Posted by: Kelly at April 1, 2005 09:15 AM
Oooohhhh...Kelly has an idea. Fuzzy Pink Angora socks. Men Suck. It is as simple as that.
Posted by: Crystal at April 1, 2005 09:48 AM
That sucks. I wore a low cut shirt to the emission station, just in case. I can't believe I just admitted that. He was hot. And all of 20 years old.
Great scarf!
Posted by: Erica at April 1, 2005 10:19 AM
what about the few men that do,do something for you but expect'you know' in return? they sucks too.btw love your blog and Jen need's to eat.
Posted by: cara at April 1, 2005 12:16 PM
This is going to freak you out - but the whole "I don't want you to fix my problem - I just want you to listen" scenario is mentioned in Men are from Mars - Women are from Venus. Only thing is men are too dumb to get it! I explained the whole principle to my ex and he just said he didn't want to hear about it unless he could help. jerk!
Posted by: jacqueline at April 1, 2005 05:37 PM
jen "not a knitter" here. i love my scarf!! i notice what this picture does not show is how i later tried to contribute to the knittingness by helping shannon untangle her crazy stripey yarn, but laurie USURPED my role because i was NOT DOING IT RIGHT (you crazy knitters, you). needless to say, i can't wait to learn to how to knit so i can do more than getting caught on film vegging on the couch with potato chips and beer.
Posted by: jennifer at April 1, 2005 07:23 PM
Jen? I only said you needed to eat because I am petty and jealous.you have a lovely figure.
Posted by: cara at April 2, 2005 08:24 AM
love the blog, scarf, friends, potato chips and alcohol. who needs a mans?
and actually, wacky california car laws made me so crazy i gave up and sold mine. now i knit on the bus, too.
*love* the blog.
Posted by: kristy at April 2, 2005 12:31 PM
1) All right, NO I DID NOT usurp your yarn-untangling powers. I was just, you know, more efficient. Which was being helpful. Like a good friend should be.
2) Ya'll , she is so skinny! But she's nice (most of the time) (see yarn-usurping, above) so we love her even though she's tee tiny skinny.
3) Erica, how much do I respect you and your low-cut shirt, because, really, you gotta do what you got to do to pass the emissions test. Clearly, my shirt was not cleavage-revealing enough. Now, we have learned. Next time .... BIKINI TOP.
Posted by: laurie at April 2, 2005 03:23 PM
A gay friend of mine told me his mother gave him a copy of Why Men Love Bitches in an attempt to be helpful...

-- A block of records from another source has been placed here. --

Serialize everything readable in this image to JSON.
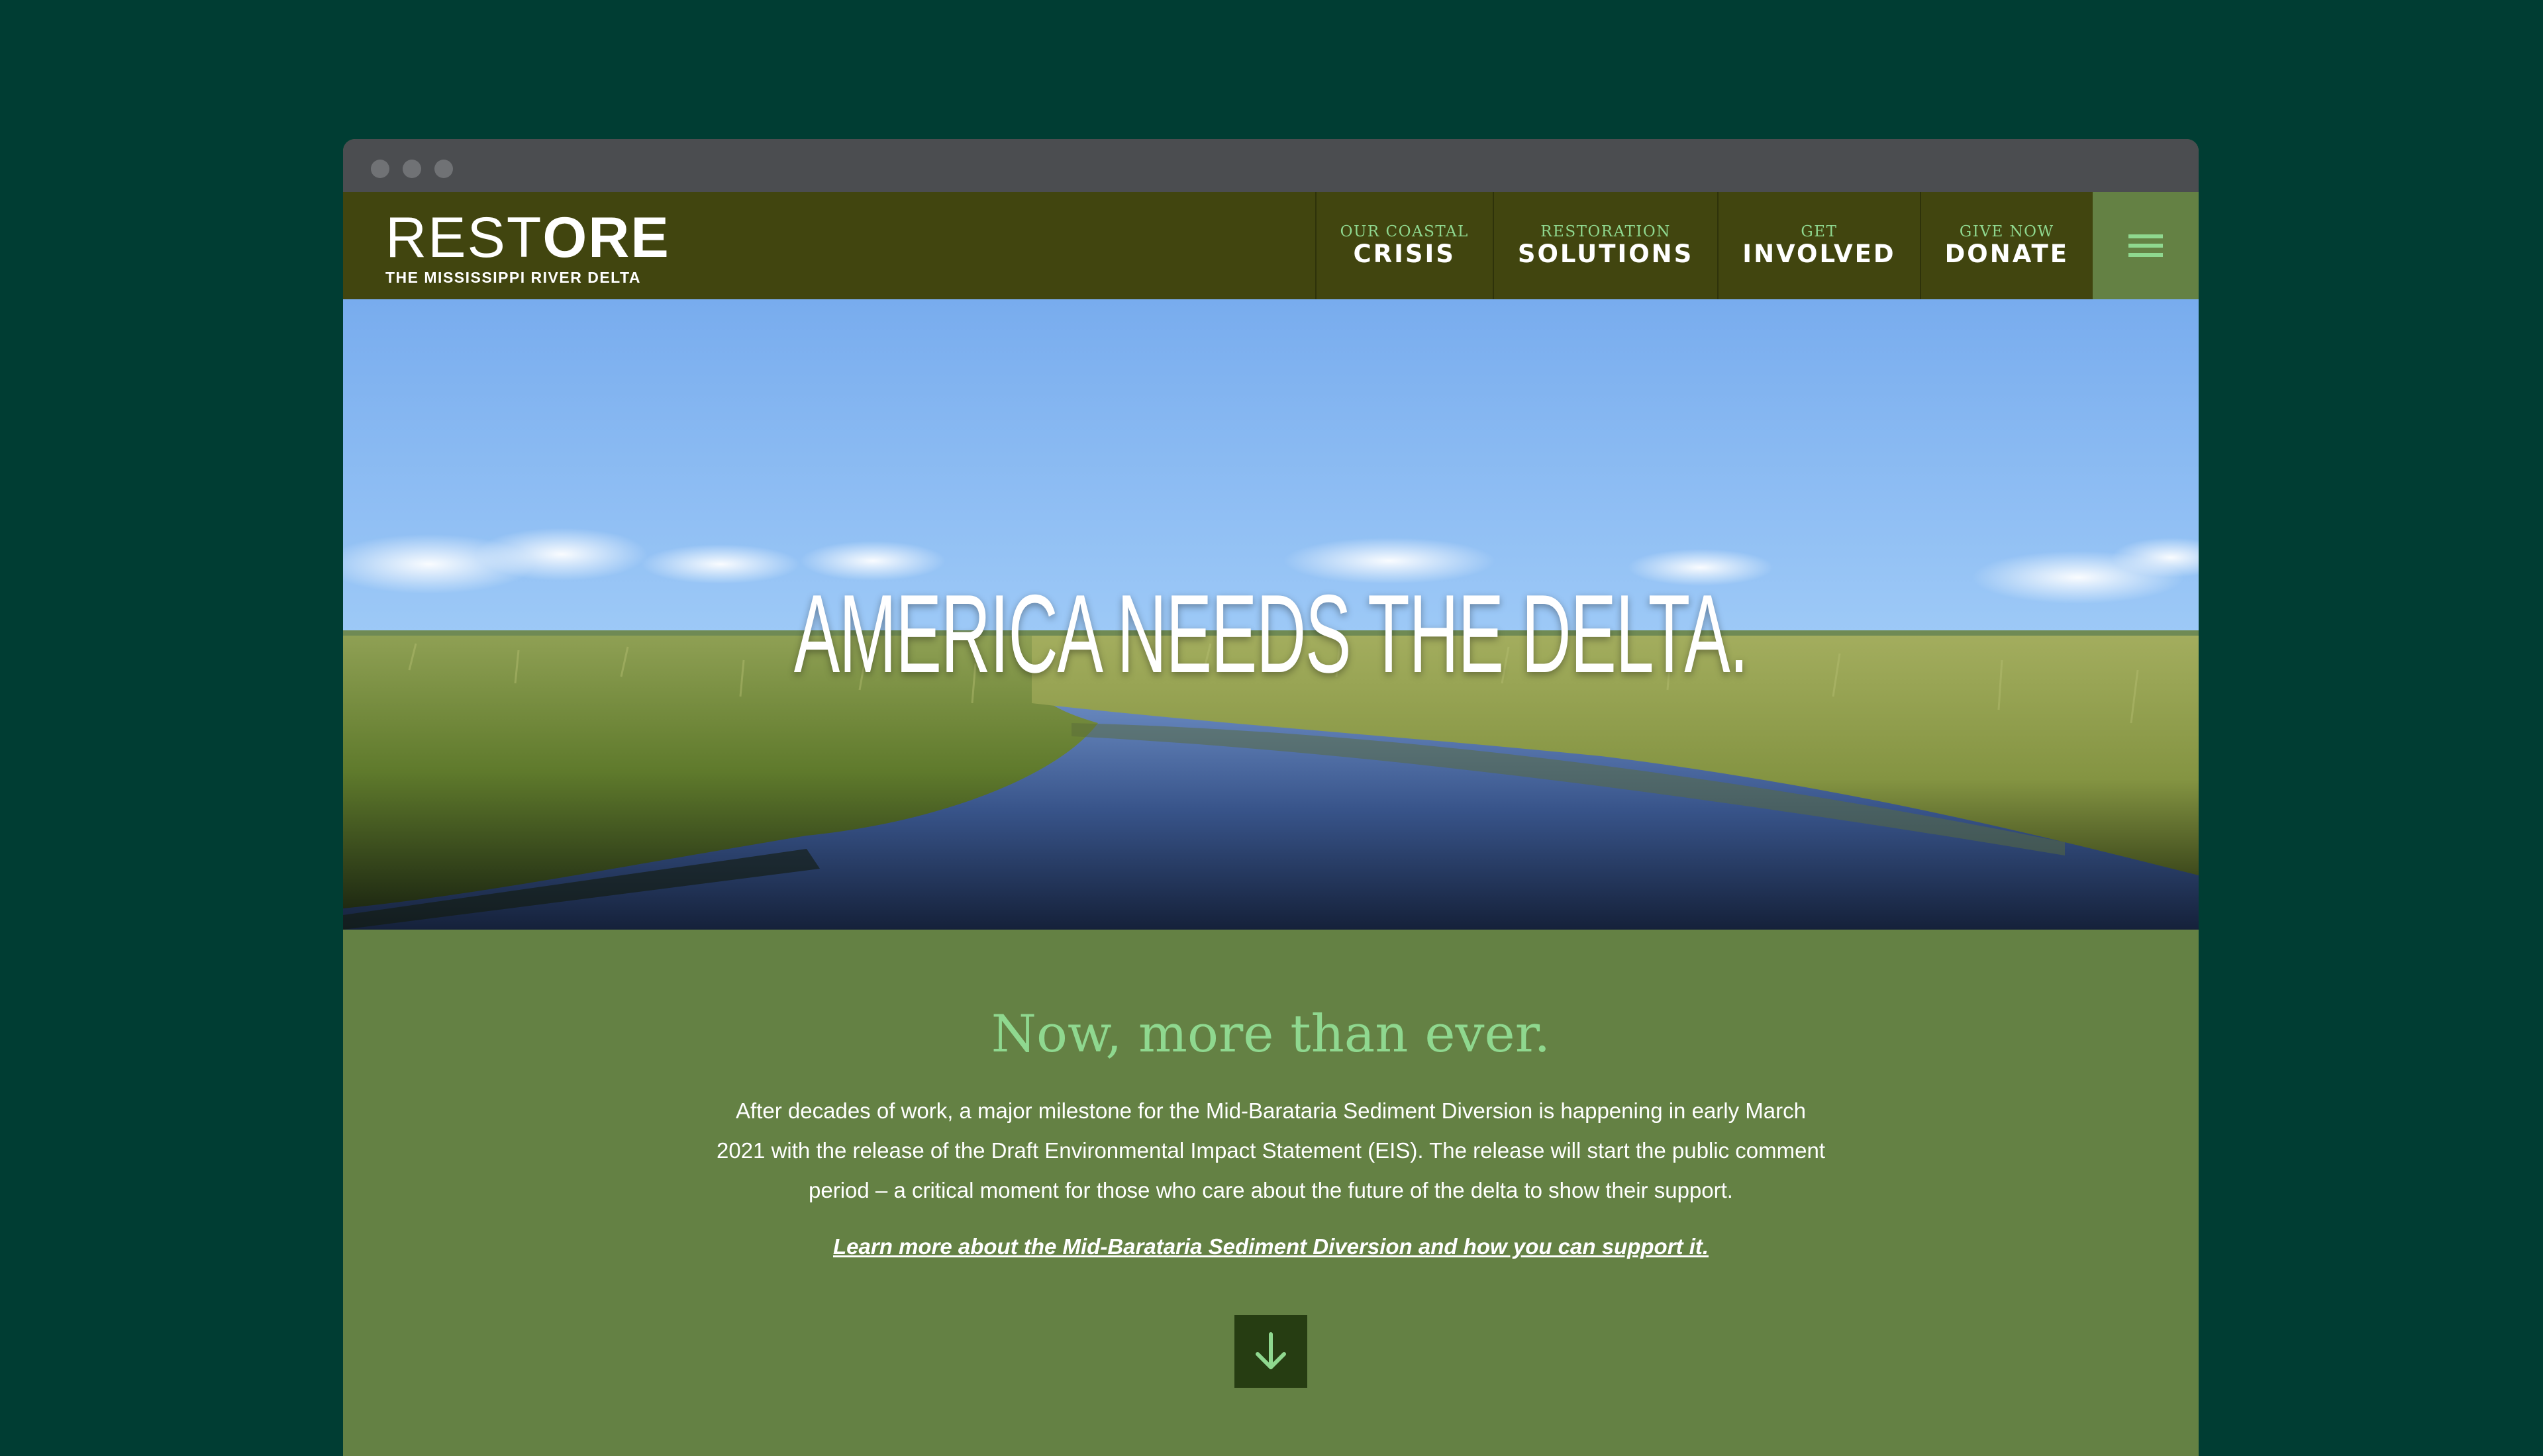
{
  "header": {
    "logo": {
      "word_light": "REST",
      "word_bold": "ORE",
      "tagline": "THE MISSISSIPPI RIVER DELTA"
    },
    "nav": [
      {
        "small": "OUR COASTAL",
        "big": "CRISIS"
      },
      {
        "small": "RESTORATION",
        "big": "SOLUTIONS"
      },
      {
        "small": "GET",
        "big": "INVOLVED"
      },
      {
        "small": "GIVE NOW",
        "big": "DONATE"
      }
    ],
    "menu_icon": "hamburger-icon"
  },
  "hero": {
    "title": "AMERICA NEEDS THE DELTA."
  },
  "intro": {
    "heading": "Now, more than ever.",
    "body": "After decades of work, a major milestone for the Mid-Barataria Sediment Diversion is happening in early March 2021 with the release of the Draft Environmental Impact Statement (EIS). The release will start the public comment period – a critical moment for those who care about the future of the delta to show their support.",
    "link": "Learn more about the Mid-Barataria Sediment Diversion and how you can support it.",
    "scroll_icon": "arrow-down-icon"
  },
  "colors": {
    "page_bg": "#003d33",
    "header_bg": "#41450f",
    "accent_green": "#8fd88f",
    "section_bg": "#648144",
    "button_dark": "#263d12"
  }
}
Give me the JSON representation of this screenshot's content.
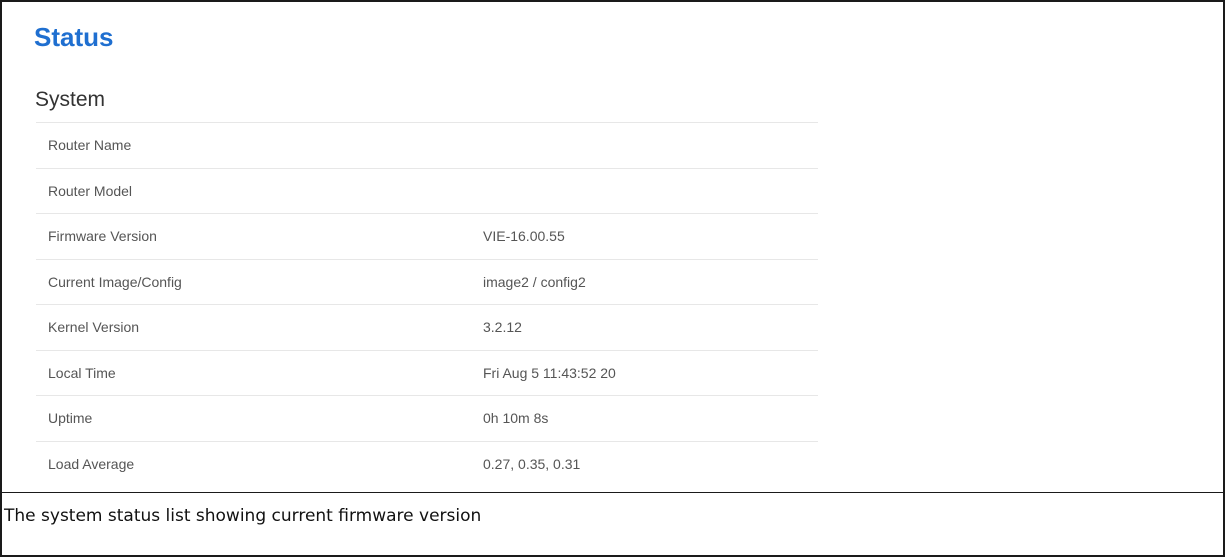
{
  "page": {
    "title": "Status",
    "section_title": "System"
  },
  "system_status": {
    "rows": [
      {
        "label": "Router Name",
        "value": ""
      },
      {
        "label": "Router Model",
        "value": ""
      },
      {
        "label": "Firmware Version",
        "value": "VIE-16.00.55"
      },
      {
        "label": "Current Image/Config",
        "value": "image2 / config2"
      },
      {
        "label": "Kernel Version",
        "value": "3.2.12"
      },
      {
        "label": "Local Time",
        "value": "Fri Aug 5 11:43:52 20"
      },
      {
        "label": "Uptime",
        "value": "0h 10m 8s"
      },
      {
        "label": "Load Average",
        "value": "0.27, 0.35, 0.31"
      }
    ]
  },
  "caption": "The system status list showing current firmware version",
  "colors": {
    "title": "#1f6fd0",
    "row_divider": "#e7e7e7",
    "text": "#555555",
    "frame": "#1a1a1a"
  }
}
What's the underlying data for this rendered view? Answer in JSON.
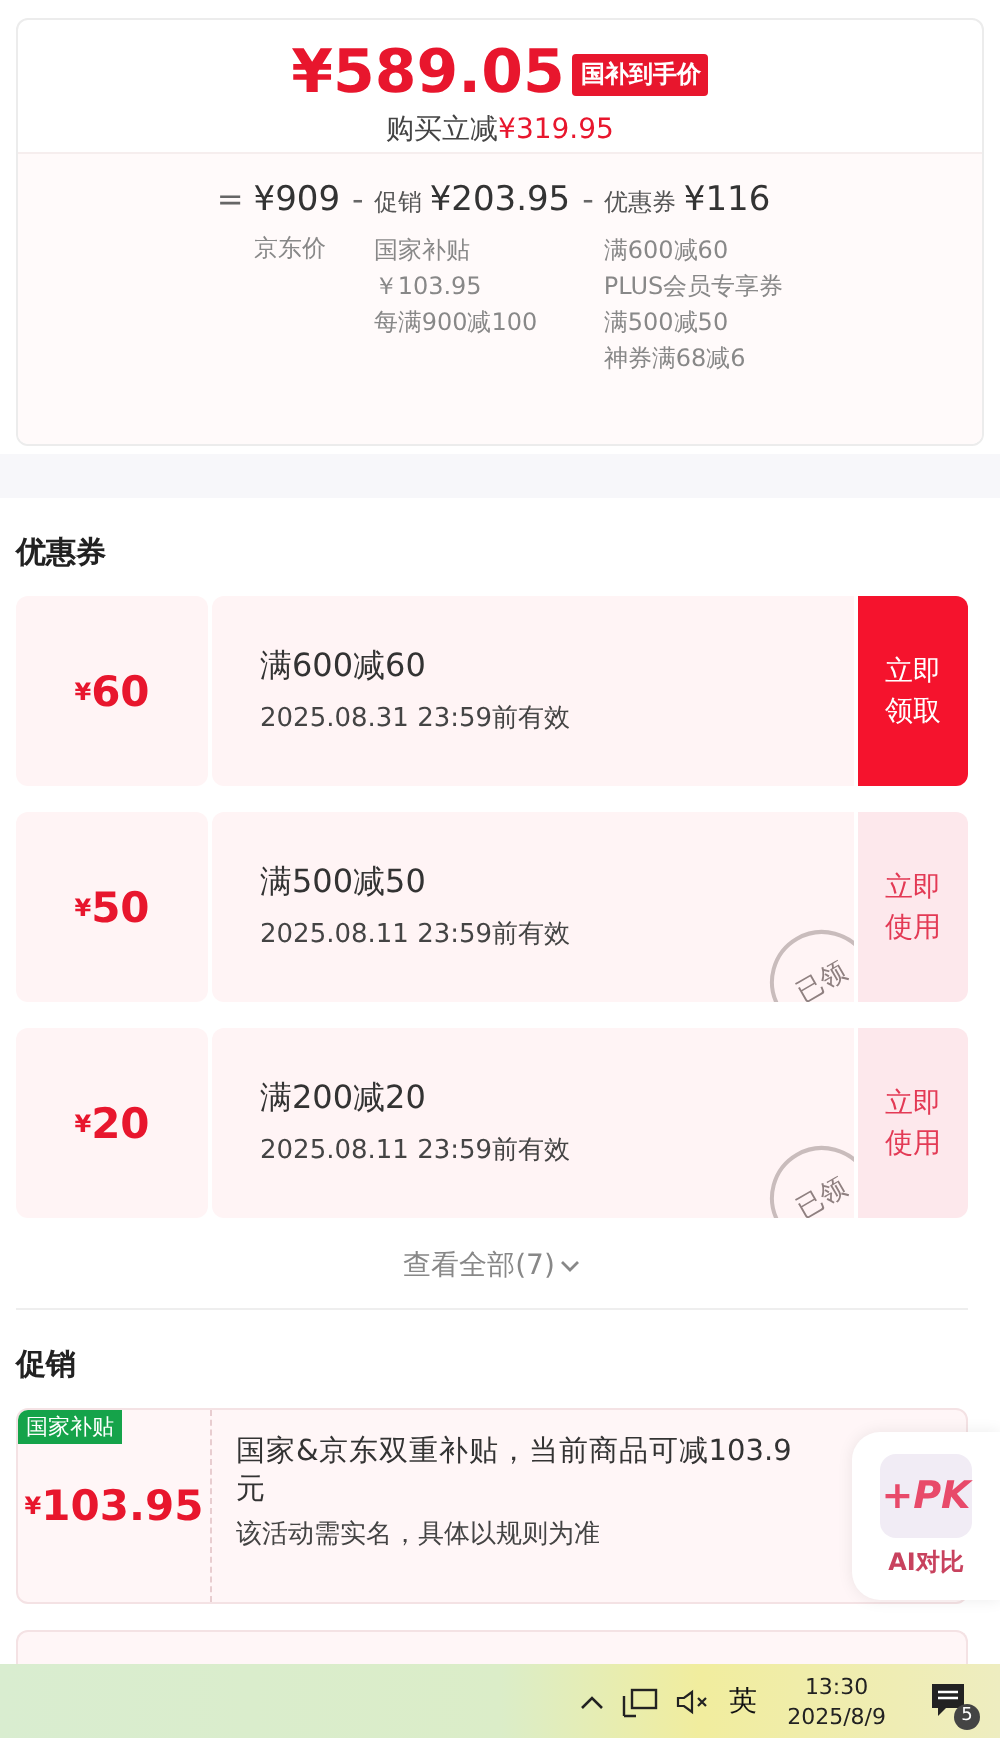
{
  "price_card": {
    "price": "¥589.05",
    "price_badge": "国补到手价",
    "saving_label": "购买立减",
    "saving_amount": "¥319.95",
    "breakdown": [
      {
        "operator": "=",
        "amount": "¥909",
        "details": [
          "京东价"
        ]
      },
      {
        "operator": "-",
        "label": "促销",
        "amount": "¥203.95",
        "details": [
          "国家补贴",
          "￥103.95",
          "每满900减100"
        ]
      },
      {
        "operator": "-",
        "label": "优惠券",
        "amount": "¥116",
        "details": [
          "满600减60",
          "PLUS会员专享券",
          "满500减50",
          "神券满68减6"
        ]
      }
    ]
  },
  "coupons": {
    "title": "优惠券",
    "items": [
      {
        "amount": "¥60",
        "condition": "满600减60",
        "validity": "2025.08.31 23:59前有效",
        "button": [
          "立即",
          "领取"
        ],
        "claimed": false
      },
      {
        "amount": "¥50",
        "condition": "满500减50",
        "validity": "2025.08.11 23:59前有效",
        "button": [
          "立即",
          "使用"
        ],
        "claimed": true,
        "stamp": "已领"
      },
      {
        "amount": "¥20",
        "condition": "满200减20",
        "validity": "2025.08.11 23:59前有效",
        "button": [
          "立即",
          "使用"
        ],
        "claimed": true,
        "stamp": "已领"
      }
    ],
    "view_all": "查看全部(7)"
  },
  "promotions": {
    "title": "促销",
    "items": [
      {
        "tag": "国家补贴",
        "amount": "¥103.95",
        "lines": [
          "国家&京东双重补贴，当前商品可减103.9",
          "元"
        ],
        "note": "该活动需实名，具体以规则为准"
      }
    ]
  },
  "ai_widget": {
    "logo": "+PK",
    "label": "AI对比"
  },
  "taskbar": {
    "ime": "英",
    "time": "13:30",
    "date": "2025/8/9",
    "notifications": "5"
  }
}
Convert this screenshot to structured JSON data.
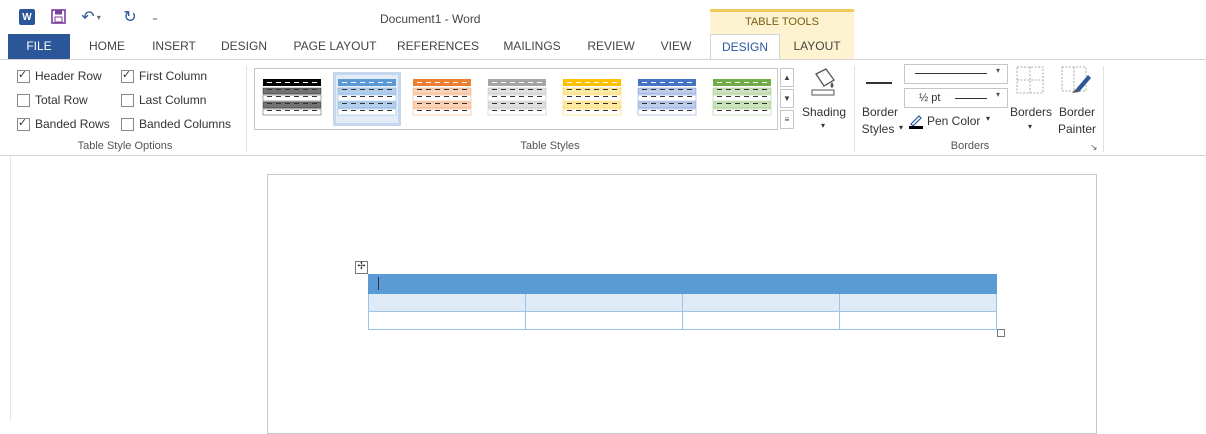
{
  "titlebar": {
    "word_logo": "W",
    "title": "Document1 - Word",
    "contextual_band": "TABLE TOOLS",
    "icons": [
      "word-icon",
      "save-icon",
      "undo-icon",
      "redo-icon",
      "customize-qat-icon"
    ]
  },
  "tabs": [
    {
      "label": "FILE"
    },
    {
      "label": "HOME"
    },
    {
      "label": "INSERT"
    },
    {
      "label": "DESIGN"
    },
    {
      "label": "PAGE LAYOUT"
    },
    {
      "label": "REFERENCES"
    },
    {
      "label": "MAILINGS"
    },
    {
      "label": "REVIEW"
    },
    {
      "label": "VIEW"
    },
    {
      "label": "DESIGN"
    },
    {
      "label": "LAYOUT"
    }
  ],
  "table_style_options": {
    "header_row": {
      "label": "Header Row",
      "checked": true
    },
    "first_column": {
      "label": "First Column",
      "checked": true
    },
    "total_row": {
      "label": "Total Row",
      "checked": false
    },
    "last_column": {
      "label": "Last Column",
      "checked": false
    },
    "banded_rows": {
      "label": "Banded Rows",
      "checked": true
    },
    "banded_columns": {
      "label": "Banded Columns",
      "checked": false
    },
    "group_label": "Table Style Options"
  },
  "table_styles": {
    "group_label": "Table Styles",
    "gallery_colors": [
      "#000000",
      "#5b9bd5",
      "#ed7d31",
      "#a5a5a5",
      "#ffc000",
      "#4472c4",
      "#70ad47"
    ],
    "shading_label": "Shading"
  },
  "borders": {
    "border_styles_label_1": "Border",
    "border_styles_label_2": "Styles",
    "weight_value": "½ pt",
    "pen_color_label": "Pen Color",
    "borders_label": "Borders",
    "border_painter_label_1": "Border",
    "border_painter_label_2": "Painter",
    "group_label": "Borders"
  },
  "colors": {
    "accent": "#2b579a",
    "contextual": "#fdf3d0",
    "table_header": "#5b9bd5",
    "table_band": "#deeaf6"
  }
}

Posted by: Amy at April 6, 2005 11:20 AM
see i told you i'd be commenting. your ex ... fucker ... wasn't raised right. when i had my car accident and needed a ride home, i called my husband and he said, "can you catch the train home?" then i heard arguing. he was with his father who said, "you are not letting her take the train home. you will drive and pick her up!"
my father in law rocks.
Posted by: maryse at April 8, 2005 12:33 PM
I can beat that--when I was hospitalized last summer, and the doctor decided to let me come home a day early, I called my husband all excited. His response? "Can't you stick around there until 3 or so? You're making me late for work!" Guess who's separated now?